In operation, gas in the light source 20 is excited to a plasma state by a source of radio frequency (RF) radiation, such as a magnetron (not shown) located in the irradiator 12. The atoms of the excited gas in the light source 20 return to a lower energy state, thereby emitting ultraviolet light (UV). Ultraviolet light rays 38 radiate from the light source 20 in all directions, striking the inner surfaces of the primary reflector 16, the secondary reflector 25, and the end reflectors 24, 26. Most of the ultraviolet light rays 38 are reflected toward the central axis of the work piece tube 30. The light source 20 and reflector design are optimized to produce the maximum peak light intensity (lamp irradiance) at the surface of a work product (also propagating linearly out of the page) placed inside the work piece tube 30.

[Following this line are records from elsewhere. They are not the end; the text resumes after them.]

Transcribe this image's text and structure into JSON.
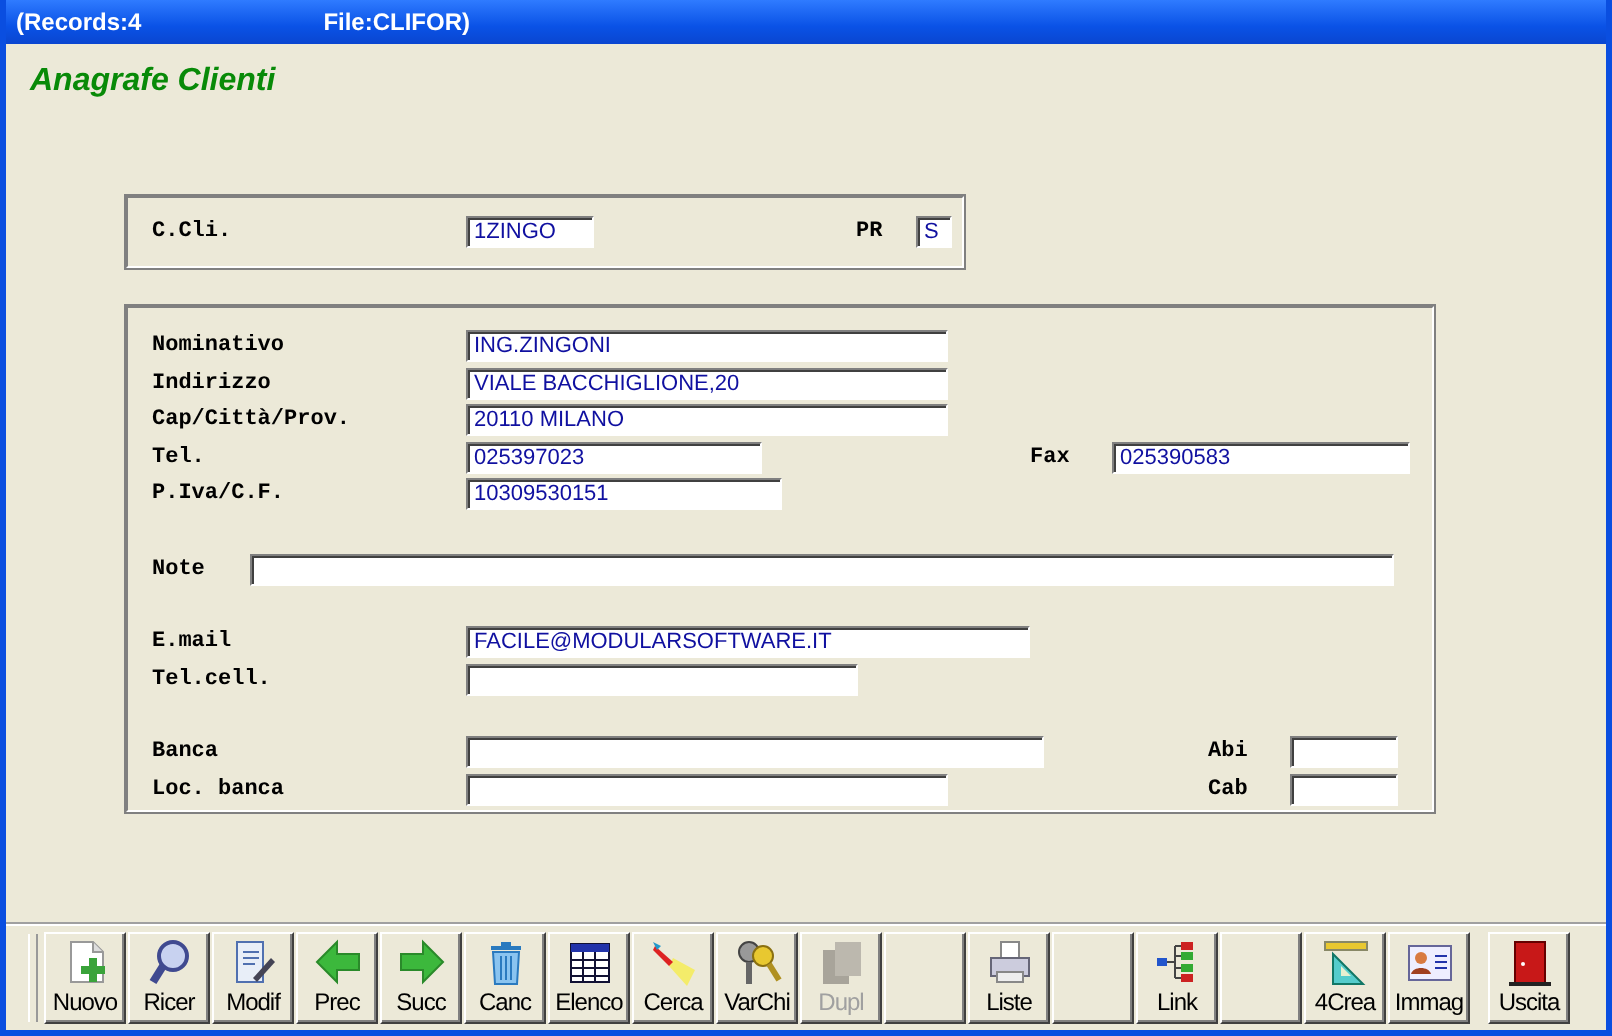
{
  "window": {
    "title_parts": [
      "(Records:4",
      "File:CLIFOR)"
    ]
  },
  "heading": "Anagrafe Clienti",
  "key_panel": {
    "fields": [
      {
        "label": "C.Cli.",
        "value": "1ZINGO"
      },
      {
        "label": "PR",
        "value": "S"
      }
    ]
  },
  "detail_panel": {
    "sections": [
      {
        "rows": [
          {
            "label": "Nominativo",
            "value": "ING.ZINGONI"
          },
          {
            "label": "Indirizzo",
            "value": "VIALE BACCHIGLIONE,20"
          },
          {
            "label": "Cap/Città/Prov.",
            "value": "20110 MILANO"
          },
          {
            "label": "Tel.",
            "value": "025397023",
            "side": {
              "label": "Fax",
              "value": "025390583"
            }
          },
          {
            "label": "P.Iva/C.F.",
            "value": "10309530151"
          }
        ]
      },
      {
        "rows": [
          {
            "label": "Note",
            "kind": "wide"
          }
        ]
      },
      {
        "rows": [
          {
            "label": "E.mail",
            "value": "FACILE@MODULARSOFTWARE.IT"
          },
          {
            "label": "Tel.cell."
          }
        ]
      },
      {
        "rows": [
          {
            "label": "Banca",
            "side": {
              "label": "Abi"
            }
          },
          {
            "label": "Loc. banca",
            "side": {
              "label": "Cab"
            }
          }
        ]
      }
    ]
  },
  "toolbar": [
    {
      "label": "Nuovo",
      "kind": "command",
      "disabled": false
    },
    {
      "label": "Ricer",
      "kind": "command",
      "disabled": false
    },
    {
      "label": "Modif",
      "kind": "command",
      "disabled": false
    },
    {
      "label": "Prec",
      "kind": "command",
      "disabled": false
    },
    {
      "label": "Succ",
      "kind": "command",
      "disabled": false
    },
    {
      "label": "Canc",
      "kind": "command",
      "disabled": false
    },
    {
      "label": "Elenco",
      "kind": "command",
      "disabled": false
    },
    {
      "label": "Cerca",
      "kind": "command",
      "disabled": false
    },
    {
      "label": "VarChi",
      "kind": "command",
      "disabled": false
    },
    {
      "label": "Dupl",
      "kind": "command",
      "disabled": true
    },
    {
      "kind": "blank"
    },
    {
      "label": "Liste",
      "kind": "command",
      "disabled": false
    },
    {
      "kind": "blank"
    },
    {
      "label": "Link",
      "kind": "command",
      "disabled": false
    },
    {
      "kind": "blank"
    },
    {
      "label": "4Crea",
      "kind": "command",
      "disabled": false
    },
    {
      "label": "Immag",
      "kind": "command",
      "disabled": false
    },
    {
      "label": "Uscita",
      "kind": "exit",
      "disabled": false
    }
  ]
}
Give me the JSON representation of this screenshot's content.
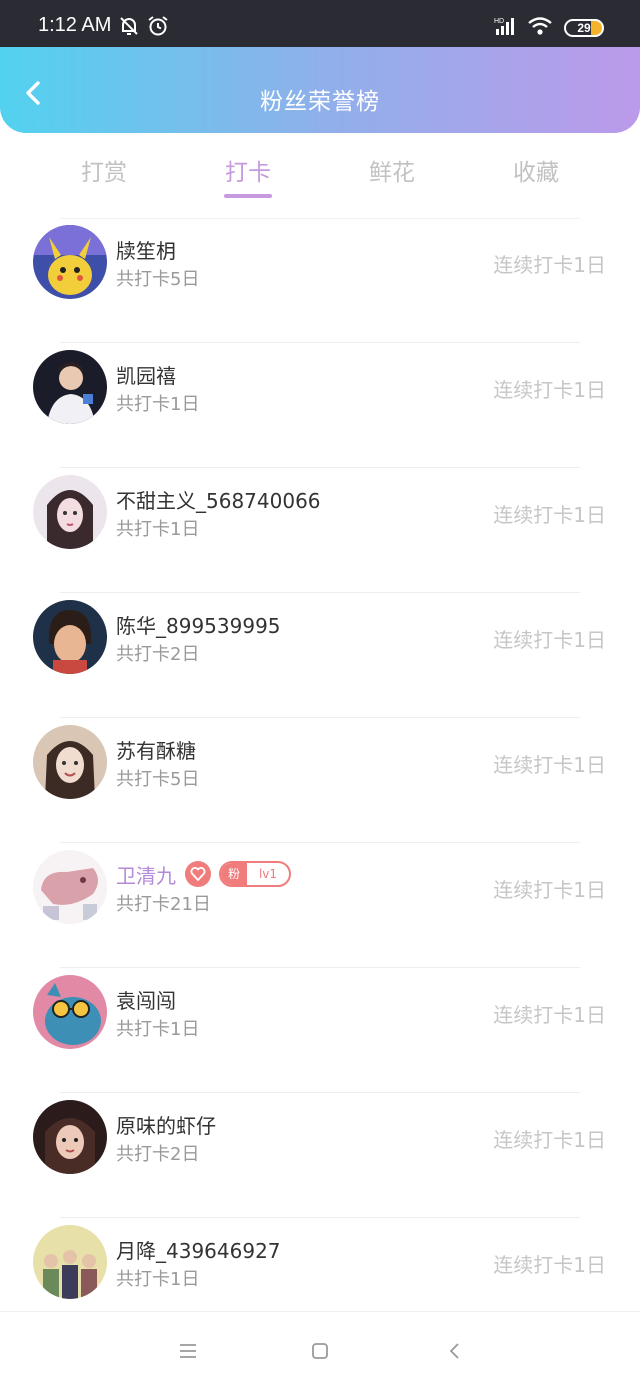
{
  "status_bar": {
    "time": "1:12 AM",
    "battery": "29"
  },
  "header": {
    "title": "粉丝荣誉榜"
  },
  "tabs": [
    {
      "label": "打赏"
    },
    {
      "label": "打卡"
    },
    {
      "label": "鲜花"
    },
    {
      "label": "收藏"
    }
  ],
  "active_tab": "打卡",
  "fan_badge": {
    "label": "粉",
    "level": "lv1"
  },
  "fans": [
    {
      "name": "牍笙枂",
      "total": "共打卡5日",
      "streak": "连续打卡1日"
    },
    {
      "name": "凯园禧",
      "total": "共打卡1日",
      "streak": "连续打卡1日"
    },
    {
      "name": "不甜主义_568740066",
      "total": "共打卡1日",
      "streak": "连续打卡1日"
    },
    {
      "name": "陈华_899539995",
      "total": "共打卡2日",
      "streak": "连续打卡1日"
    },
    {
      "name": "苏有酥糖",
      "total": "共打卡5日",
      "streak": "连续打卡1日"
    },
    {
      "name": "卫清九",
      "total": "共打卡21日",
      "streak": "连续打卡1日"
    },
    {
      "name": "袁闯闯",
      "total": "共打卡1日",
      "streak": "连续打卡1日"
    },
    {
      "name": "原味的虾仔",
      "total": "共打卡2日",
      "streak": "连续打卡1日"
    },
    {
      "name": "月降_439646927",
      "total": "共打卡1日",
      "streak": "连续打卡1日"
    }
  ],
  "colors": {
    "header_gradient_start": "#52d2ef",
    "header_gradient_end": "#bb9aea",
    "active_tab": "#c79ae0",
    "vip_name": "#b58ad6",
    "badge": "#f07c7c"
  }
}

Microwave-powered, UV-emitting electrodeless lamps used for the light source have several disadvantages. Microwave-powered, UV-emitting electrodeless lamps are bulky, noisy, and require a large manufacturing and distribution infrastructure due to many consumable parts, since the service lifetime of an electrodeless lamp is relatively short. With present day optics, the focused beam width of an electrodeless lamp is at best about 1 centimeter (comparable to the bulb size), which results in a large amount of wasted light energy that does not strike the work product. In addition, a large amount of energy is also wasted as heat in plasma-based lamp systems (electroded or electrodeless lamps). Since lamps often contain a small amount of mercury, they pose an environmental disposal hazard. In current operation, hazardous operating conditions for personnel when assembling and handling such lamps were alleviated with personal protective equipment and lengthy operating procedures.
Accordingly, what would be desirable, but has not yet been provided, is an environmentally friendly, efficient solid state light source that provides high peak UV curing irradiance.